I'm sitting here worried that if the next quarter revenues are not up to the whisper numbers we could see a pull back. Then again, if the numbers are solid, I don't see the stock taking flight as it has this past 6 months.
This is a resistence level that will need a new product (digitalme?) or some new partnering agreements (Cisco jumping on the NDS bandwagon, upcoming Lucent & Nortel switches) as well as other products like IP Telephony.
i-Chain could even have a huge impact on the perception of Novell as a true DOT COM company. If i-Chain develops with the right online presence (IBMs WebSphere), it will cause the stock to run up. I could see Novell at the center of the AOL/Sun deal very soon with digitalme, i-Chain and/or NDS.
I don't have technical data to support my opinion though (in terms of sales and revenues) but I can see how these products will increase Novell's "mindshare" in the marketplace. And these days, mindshare is king.

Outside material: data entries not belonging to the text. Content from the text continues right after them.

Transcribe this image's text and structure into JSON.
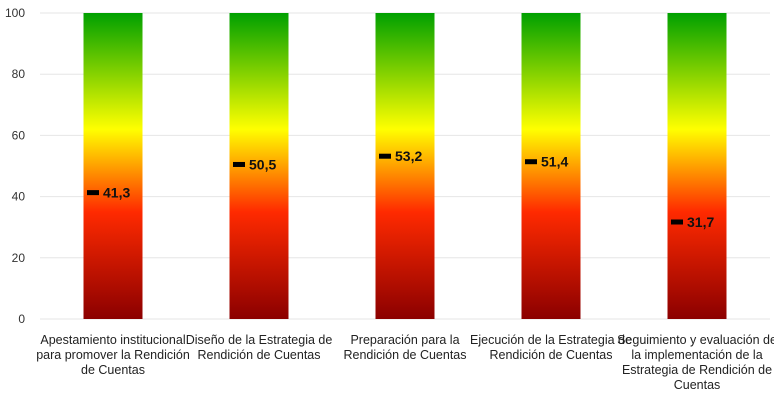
{
  "chart_data": {
    "type": "bar",
    "title": "",
    "xlabel": "",
    "ylabel": "",
    "ylim": [
      0,
      100
    ],
    "yticks": [
      0,
      20,
      40,
      60,
      80,
      100
    ],
    "grid": true,
    "legend": "none",
    "fill_colors": [
      "#8b0000",
      "#ff2a00",
      "#ffff00",
      "#00a000"
    ],
    "marker_color": "#000000",
    "categories": [
      [
        "Apestamiento institucional",
        "para promover la Rendición",
        "de Cuentas"
      ],
      [
        "Diseño de la Estrategia de",
        "Rendición de Cuentas"
      ],
      [
        "Preparación para la",
        "Rendición de Cuentas"
      ],
      [
        "Ejecución de la Estrategia de",
        "Rendición de Cuentas"
      ],
      [
        "Seguimiento y evaluación de",
        "la implementación de la",
        "Estrategia de Rendición de",
        "Cuentas"
      ]
    ],
    "values": [
      41.3,
      50.5,
      53.2,
      51.4,
      31.7
    ],
    "value_labels": [
      "41,3",
      "50,5",
      "53,2",
      "51,4",
      "31,7"
    ]
  }
}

Also, once MSFT's Windows 2000 Pro ships, we'll see some real world comparisions to Novell's NetWare whereby people will line up for their directory services. MSFT will try to make a BIG splash with some marketing news but in the end, functionality will win out over marketing.
This is one place where FUD truly can't win over product. The directory space will be MSFT's final frontier. It's not the desktop or the application suite arena. I don't think that MSFT will re-engineer their desktop and application suite to disadvantage NDS and favor AD. They would never be able to hide that one from the eyes of the world but then again...
So this whole issue is much bigger than these old battles that MSFT has won. From what I've seen and heard about Active Directory, I don't think it can stack up to NDS today. So my question to EVERY MIS director in the world is, do you want it now or later?
[And by later, I don't mean that AD will pass NDS, just that later, AD will have the functionality that NDS possess today! while NDS has progressed even further.]
So Money managers and the like are holding back some to see where MSFT's chips will fall in terms of Windows 2000. Once that product hits the streets and the comparisions come in, the money will flow and I feel it will flow into Novell.